Occasionally… she would stare,
a faraway look into nowhere.
“Who’ll look after my babies when I’m gone?”
Sadie's ‘babies’, their ashes anyway, were displayed,
on shelves in a repro art deco vitrine.
Mango, Smudge and Delphine,
Who popped her head through the door
while sniffing for grounded fledglings
Gobbled Mango’s pilchards – John West, the best.
And Smudge’s favourite chicken breasts
And stuck around.
Bar the 'casket three'
I was Sadie’s family.
She said in passing I'd inherit the lot,
"When I go, you get everything I've got."
I said, “ what about a picnic at the gorge?
It’s a lovely place…a lovely day.
You could bring your girls and say your goodbyes
Spread their ashes on the river
You'll feel better then
You're such a worrier.”
Sadie brightened,
“Lovely place…lovely day,
I’ll take the girls – say goodbye.”
I wrapped the caskets
Put them in a wicker basket
And stowed a stool in the boot
“To keep your bum dry, Sweetie,
don’t want you getting piles now, do we?”

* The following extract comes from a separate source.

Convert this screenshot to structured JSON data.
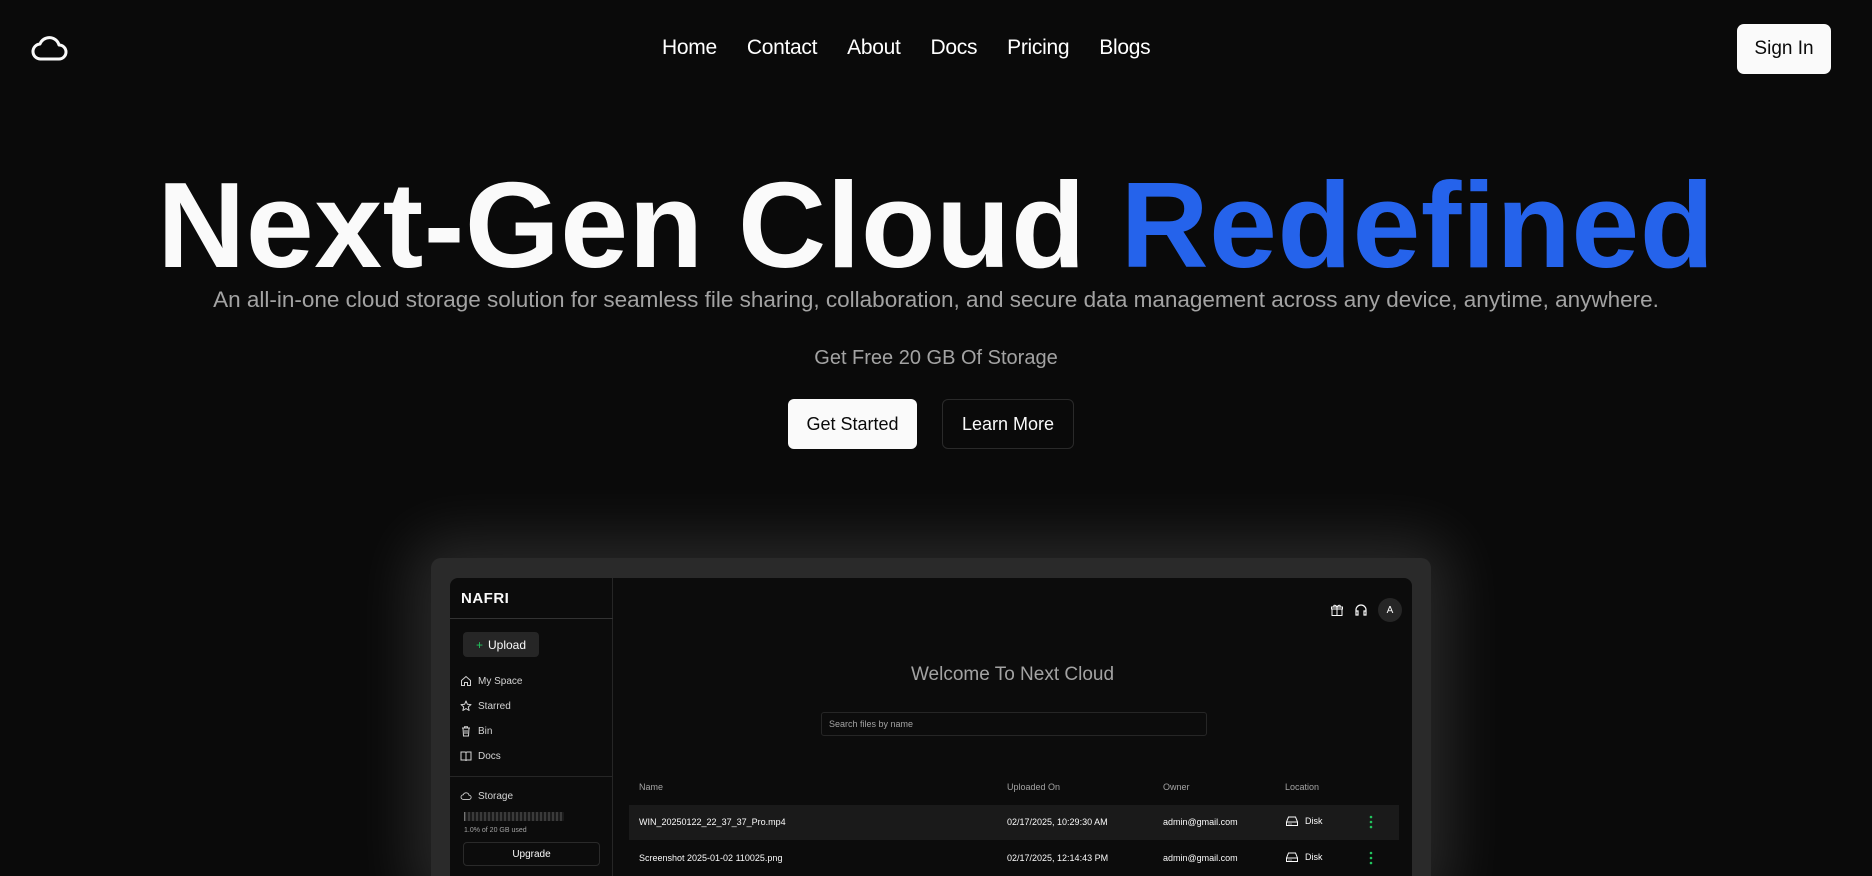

Sadie went, “Cheeky monkey” and clipped my ear lightly
Like my mum used to - but she did it spitefully.
We sat at a spread plaid blanket
gorging shrimp paste and cottage cheese sandwiches.
Sipping tea - hers fortified with more than a tot of whisky.
“C’mon, Sadie, time to say goodbye.”
Sadie tottered across to the dry stone wall
I carried the basket with the caskets
fetched the stool and balanced her,
unsteady, aboard.
I said 'a few words' as she tipped the ashes,
And hoisted her high to watch her babies
Twinkling to the river below.
As Sadie wiped her tearful eyes,
Bees swarmed around or maybe flies.
Amid the hurly-burly
A heavy thump
Or maybe more
Behind her ear
Sent Sadie’s dentures,
Then her, clattering
Downwards
Out of reach.
Sadie was nowhere to be seen
Except for a smudge
That might have been her
floating up, or possibly down,
stream.
Stu Buck
Thu 29th Sep 2016 14:19
wow this is superb. great character study, no sense of pity just regret and empathy. then the ending, coming right out of the blue. i didnt see it at all, i recognised there may be a twist, possibly that sadie was the narrators mother all along and had lost her spite along with her faculties, but it was bittersweet, pointed and well written. brilliant.